Is there any build-in functionality in MySQL to do the above without scanning the entire table?
Only solution I found is to store a mirrored version of the column I
A index over reverse field will be the solution, some think like:
create index idx_reverse on table ( reverse( field ) );
select * from table where reverse(field) like 'txet%';
but MySQL don't alow index over expressions, only over columns:
this is MySQL create index syntax:
CREATE [UNIQUE|FULLTEXT|SPATIAL] INDEX index_name
[index_type]
ON tbl_name (index_col_name,...)
[index_option] ...
This is postgres create index syntax:
CREATE [ UNIQUE ] INDEX [ CONCURRENTLY ] name ON table [ USING method ]

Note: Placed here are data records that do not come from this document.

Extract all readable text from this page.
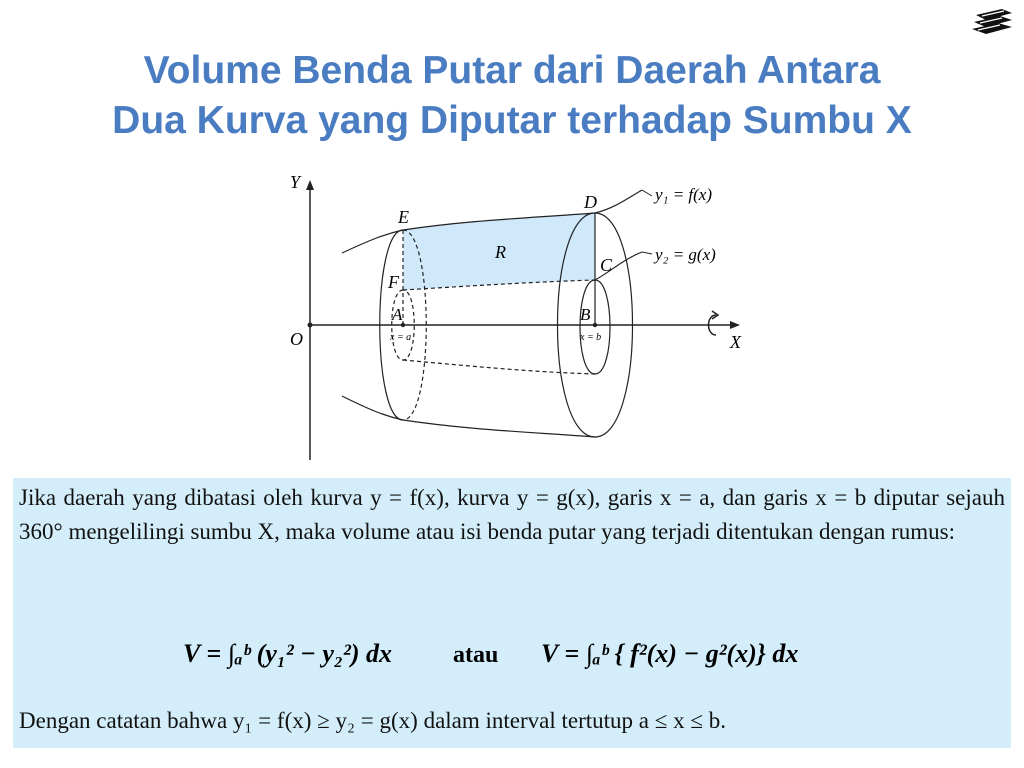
Volume Benda Putar dari Daerah Antara
Dua Kurva yang Diputar terhadap Sumbu X
Y
X
O
E
D
F
C
A	B
R
y₁ = f(x)
y₂ = g(x)
x = a	x = b
Jika daerah yang dibatasi oleh kurva y = f(x), kurva y = g(x), garis x = a, dan garis x = b diputar sejauh 360° mengelilingi sumbu X, maka volume atau isi benda putar yang terjadi ditentukan dengan rumus:
V = ∫ₐᵇ (y₁² − y₂²) dx	atau V = ∫ₐᵇ { f²(x) − g²(x)} dx
Dengan catatan bahwa y₁ = f(x) ≥ y₂ = g(x) dalam interval tertutup a ≤ x ≤ b.
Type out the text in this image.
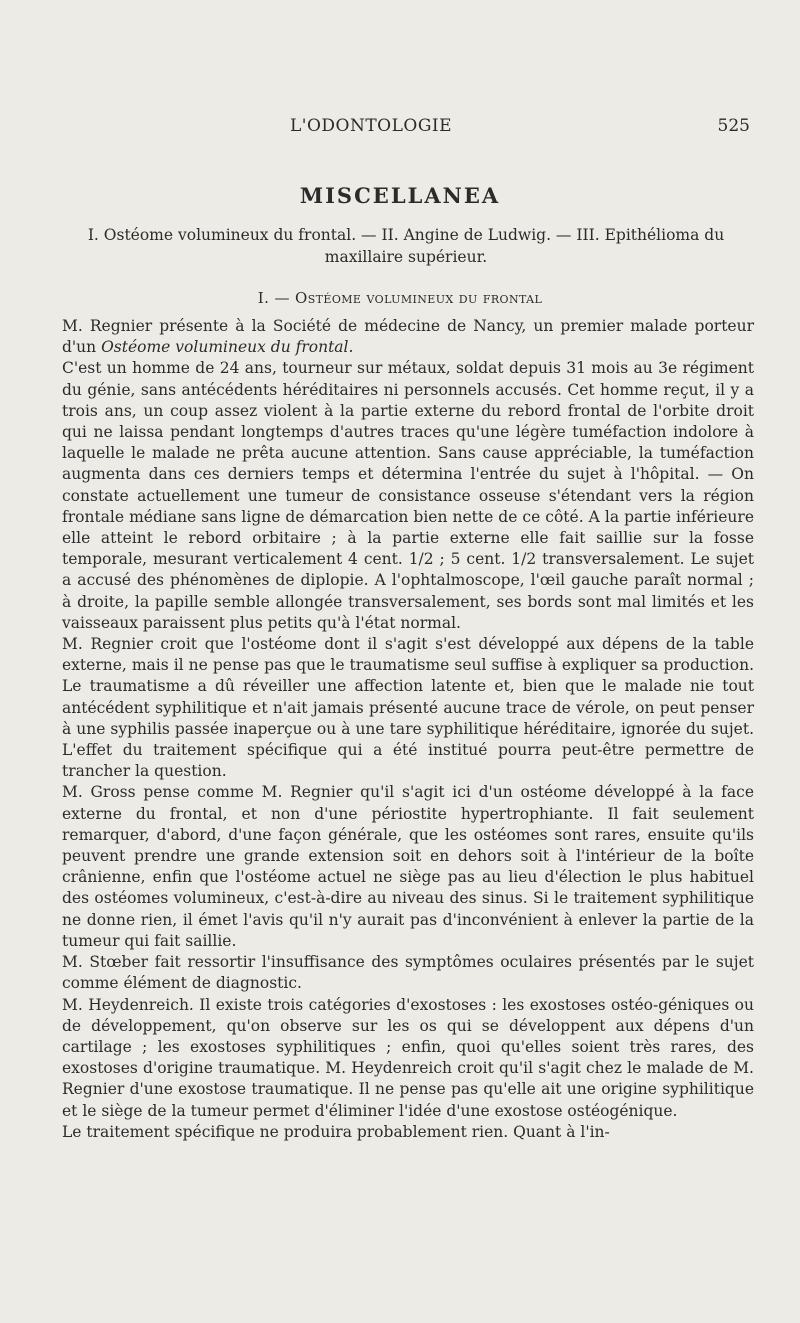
L'ODONTOLOGIE	525
MISCELLANEA
I. Ostéome volumineux du frontal. — II. Angine de Ludwig. — III. Epithélioma du maxillaire supérieur.
I. — Ostéome volumineux du frontal

M. Regnier présente à la Société de médecine de Nancy, un premier malade porteur d'un Ostéome volumineux du frontal.

C'est un homme de 24 ans, tourneur sur métaux, soldat depuis 31 mois au 3e régiment du génie, sans antécédents héréditaires ni personnels accusés. Cet homme reçut, il y a trois ans, un coup assez violent à la partie externe du rebord frontal de l'orbite droit qui ne laissa pendant longtemps d'autres traces qu'une légère tuméfaction indolore à laquelle le malade ne prêta aucune attention. Sans cause appréciable, la tuméfaction augmenta dans ces derniers temps et détermina l'entrée du sujet à l'hôpital. — On constate actuellement une tumeur de consistance osseuse s'étendant vers la région frontale médiane sans ligne de démarcation bien nette de ce côté. A la partie inférieure elle atteint le rebord orbitaire ; à la partie externe elle fait saillie sur la fosse temporale, mesurant verticalement 4 cent. 1/2 ; 5 cent. 1/2 transversalement. Le sujet a accusé des phénomènes de diplopie. A l'ophtalmoscope, l'œil gauche paraît normal ; à droite, la papille semble allongée transversalement, ses bords sont mal limités et les vaisseaux paraissent plus petits qu'à l'état normal.

M. Regnier croit que l'ostéome dont il s'agit s'est développé aux dépens de la table externe, mais il ne pense pas que le traumatisme seul suffise à expliquer sa production. Le traumatisme a dû réveiller une affection latente et, bien que le malade nie tout antécédent syphilitique et n'ait jamais présenté aucune trace de vérole, on peut penser à une syphilis passée inaperçue ou à une tare syphilitique héréditaire, ignorée du sujet. L'effet du traitement spécifique qui a été institué pourra peut-être permettre de trancher la question.

M. Gross pense comme M. Regnier qu'il s'agit ici d'un ostéome développé à la face externe du frontal, et non d'une périostite hypertrophiante. Il fait seulement remarquer, d'abord, d'une façon générale, que les ostéomes sont rares, ensuite qu'ils peuvent prendre une grande extension soit en dehors soit à l'intérieur de la boîte crânienne, enfin que l'ostéome actuel ne siège pas au lieu d'élection le plus habituel des ostéomes volumineux, c'est-à-dire au niveau des sinus. Si le traitement syphilitique ne donne rien, il émet l'avis qu'il n'y aurait pas d'inconvénient à enlever la partie de la tumeur qui fait saillie.

M. Stœber fait ressortir l'insuffisance des symptômes oculaires présentés par le sujet comme élément de diagnostic.

M. Heydenreich. Il existe trois catégories d'exostoses : les exostoses ostéo-géniques ou de développement, qu'on observe sur les os qui se développent aux dépens d'un cartilage ; les exostoses syphilitiques ; enfin, quoi qu'elles soient très rares, des exostoses d'origine traumatique. M. Heydenreich croit qu'il s'agit chez le malade de M. Regnier d'une exostose traumatique. Il ne pense pas qu'elle ait une origine syphilitique et le siège de la tumeur permet d'éliminer l'idée d'une exostose ostéogénique.

Le traitement spécifique ne produira probablement rien. Quant à l'in-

( { column | ( expression ) } [ opclass ] [, ...] )
...
A work around may be create indexed second field (field -> dleif) and a mysql trigger to keep reversed field:
alter table my_table add column dleif ...;
create index idx_reverse on my_table ( dleif );
Create Trigger `reverse_field` Before Update on `my_table` for each row BEGIN
set new.dleif = reverse( new.field );
END;
select * from table where dleif like reverse('%text');
MySQL won't use an index when your value starts with a wildcard character.
Storing a second column in reverse order is a defensible approach. It will fail on a suffix, though.
If you know the compounded words, you can pre-compute "valuable to know" matches and store them in another table. I think that's unlikely to work well for a German dictionary, but you might know something I don't.